PolicyBrief
H.R. 7556
119th CongressFeb 12th 2026
Pensions for All Act
IN COMMITTEE

The Pensions for All Act establishes federal grants to help states create retirement programs for uncovered private-sector workers and mandates that employers either offer a comparable plan or enroll employees in FERS, while also providing tax credits for contributions.

Delia Ramirez
D

Delia Ramirez

Representative

IL-3

LEGISLATION

Pensions for All Act: New Rules Require Employers to Provide Retirement Plans or Join the Federal System by 2026.

The Pensions for All Act is a massive shift in how we save for the future, essentially telling every employer and freelancer in the country: you must have a retirement plan. If you’re one of the millions of workers whose job doesn't currently offer a 401(k), this bill aims to fix that by creating a federal grant program to help states build retirement systems and, more importantly, opening the doors of the Federal Employees Retirement System (FERS) and the Thrift Savings Plan (TSP) to the private sector. Starting in 2026, if an employer doesn't offer a private plan that is 'comparable' to the federal one, they have to enroll their staff in FERS. It’s a bold move to ensure that whether you’re swinging a hammer or coding at a startup, you aren't hitting age 67 with just a Social Security check.

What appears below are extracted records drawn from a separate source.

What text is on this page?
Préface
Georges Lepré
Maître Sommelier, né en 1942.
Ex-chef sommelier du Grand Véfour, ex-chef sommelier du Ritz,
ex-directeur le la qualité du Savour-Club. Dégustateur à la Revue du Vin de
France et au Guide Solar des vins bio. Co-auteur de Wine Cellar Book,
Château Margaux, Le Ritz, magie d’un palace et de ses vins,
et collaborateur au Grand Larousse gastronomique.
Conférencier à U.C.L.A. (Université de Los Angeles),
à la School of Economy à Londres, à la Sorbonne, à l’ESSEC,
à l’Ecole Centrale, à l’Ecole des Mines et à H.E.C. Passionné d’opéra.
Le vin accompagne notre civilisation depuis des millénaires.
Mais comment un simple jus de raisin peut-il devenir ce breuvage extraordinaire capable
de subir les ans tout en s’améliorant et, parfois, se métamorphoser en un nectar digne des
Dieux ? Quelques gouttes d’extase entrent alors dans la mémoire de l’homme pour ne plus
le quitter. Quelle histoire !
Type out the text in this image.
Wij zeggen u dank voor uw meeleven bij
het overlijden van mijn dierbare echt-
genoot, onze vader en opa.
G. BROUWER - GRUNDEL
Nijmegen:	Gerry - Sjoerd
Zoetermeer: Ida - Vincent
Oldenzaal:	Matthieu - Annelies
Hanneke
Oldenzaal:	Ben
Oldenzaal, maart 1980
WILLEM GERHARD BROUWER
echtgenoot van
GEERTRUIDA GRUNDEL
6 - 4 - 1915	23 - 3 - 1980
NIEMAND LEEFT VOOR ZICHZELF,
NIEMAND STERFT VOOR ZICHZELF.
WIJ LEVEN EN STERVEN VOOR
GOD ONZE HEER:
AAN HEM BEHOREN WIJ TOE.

Your Office, Now a Federal Satellite?

Under Section 3, every employer must choose: either provide a private plan that the Secretary of Labor deems 'comparable' to the federal system or sign their employees up for FERS. For a small business owner—say, running a local landscaping crew or a boutique—this means you’ll be responsible for withholding employee contributions just like a federal agency does. To take the sting out of the cost, Section 4 offers a sliding scale for employer contributions. If your business brings in $25 million or less, you only have to pay 50% of the standard employer contribution rate. As your revenue grows toward $100 million, that discount slowly disappears. Self-employed folks get a similar break: if you earn $75,000 or less, your required contribution is halved. It’s a 'pay-to-play' system designed to be affordable for the little guy while making sure everyone is putting skin in the game.

The Carrot and the $10-a-Day Stick

To make this work, the bill uses both a carrot and a very specific stick. Section 5 introduces a tax credit worth 50% of the pension contributions made by small businesses and the self-employed, provided they aren't already taking the 'discounted' contribution rate mentioned above. But if you ignore the rules, Section 6 kicks in with a daily fine: $10 per employee for every day you aren't in compliance. For a shop with 10 employees, an accidental month of non-compliance could lead to a $3,000 penalty. While there’s a $500,000 annual cap on these fines for 'reasonable cause' errors, the message is clear: the government expects you to be a retirement provider now.

The Fine Print on Your Paycheck

One of the most interesting protections is found in Section 7, which tells employers they cannot cut your current pay to offset the costs of these new retirement benefits. If you’re already on the payroll when this passes, your boss can't say, 'I’m giving you a pension but taking $2 an hour off your wage.' However, there's a catch: this protection only applies to people employed on or before the date the Act becomes law. For anyone hired after that date, there’s no specific rule in this bill stopping a company from offering a lower starting salary to cover their new pension obligations. Additionally, because the Secretary of Labor gets to decide what counts as a 'comparable' plan (Section 2), we might see a lot of variety in what 'Pensions for All' actually looks like in practice depending on who is running the Department of Labor.